As such the dockers’ side of the unions, which van der Voet claimed was “the teeth of the ITF” were denying the seafarers work and pay through bonuses. Furthermore, the broader CBA negotiated with the ITF was “not a benefit for seafarers or employers,” but benefitted dock workers who were “Losing their jobs due to automation.”

What is more, the lawyer claimed that lashing completed by dockers was often unsafe as the dock workers were not as motivated as the crew to lash securely, because they did not have the same incentive. The crew were going to sail on the vessel and it was in their interests to have properly stowed cargo.

The lawyer said, dockers were of “low education” and were “not as motivated” to handle lashing operations safely, which meant that the “crew had to check” that the containers were safely stowed.

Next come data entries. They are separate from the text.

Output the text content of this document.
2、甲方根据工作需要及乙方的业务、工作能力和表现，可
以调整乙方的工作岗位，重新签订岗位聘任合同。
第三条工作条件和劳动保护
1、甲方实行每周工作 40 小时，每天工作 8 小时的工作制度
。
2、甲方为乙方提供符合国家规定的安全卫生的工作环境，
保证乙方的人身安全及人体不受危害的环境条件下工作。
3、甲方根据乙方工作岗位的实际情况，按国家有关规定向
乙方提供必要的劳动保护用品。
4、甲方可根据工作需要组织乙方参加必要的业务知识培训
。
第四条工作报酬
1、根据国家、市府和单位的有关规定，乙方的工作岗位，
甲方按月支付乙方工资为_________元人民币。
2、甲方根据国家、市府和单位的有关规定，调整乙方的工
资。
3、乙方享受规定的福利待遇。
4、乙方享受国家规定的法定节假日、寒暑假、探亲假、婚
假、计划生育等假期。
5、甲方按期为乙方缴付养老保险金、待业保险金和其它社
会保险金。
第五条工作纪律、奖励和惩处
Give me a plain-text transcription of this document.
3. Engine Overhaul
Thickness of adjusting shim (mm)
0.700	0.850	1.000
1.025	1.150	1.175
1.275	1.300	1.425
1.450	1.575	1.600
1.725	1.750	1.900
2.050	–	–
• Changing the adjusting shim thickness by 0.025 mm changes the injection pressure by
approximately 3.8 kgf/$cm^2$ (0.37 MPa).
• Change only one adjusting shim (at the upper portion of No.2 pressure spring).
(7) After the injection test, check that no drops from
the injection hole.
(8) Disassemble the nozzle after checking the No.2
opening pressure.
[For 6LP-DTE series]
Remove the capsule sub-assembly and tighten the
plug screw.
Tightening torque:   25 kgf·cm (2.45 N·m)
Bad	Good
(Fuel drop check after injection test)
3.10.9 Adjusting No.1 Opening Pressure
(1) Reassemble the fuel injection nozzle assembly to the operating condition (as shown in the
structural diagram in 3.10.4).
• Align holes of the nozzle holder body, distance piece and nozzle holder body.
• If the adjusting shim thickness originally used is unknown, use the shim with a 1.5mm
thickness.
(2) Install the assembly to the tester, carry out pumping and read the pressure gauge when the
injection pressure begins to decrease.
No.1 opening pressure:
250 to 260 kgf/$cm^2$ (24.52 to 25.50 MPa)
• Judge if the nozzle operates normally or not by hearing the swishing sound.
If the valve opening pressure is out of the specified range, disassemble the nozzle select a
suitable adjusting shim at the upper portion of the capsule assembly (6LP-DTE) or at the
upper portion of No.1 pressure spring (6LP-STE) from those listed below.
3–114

Although, van der Voet, who’s first language is not English, did also add that “low education was perhaps not the correct phrase.”

Trade union representatives have long argued for a change in regulations because they say that lashing by crew can be unsafe and in some cases has caused death and serious injury. While it says that some lines have flouted the regulations, following the introduction of the Dockers’ Clause.

Unions, including the ITF, the seafarers union Nautilus as well as Dutch unions Ver.di and FNV and the German Ver.di had brought the case against Marlow Navigation Cyprus, Marlow Navigation Netherlands, Unifeeder, Expert Shipping, BG Freight Line, Samskip, Eucon and X-press Container Line.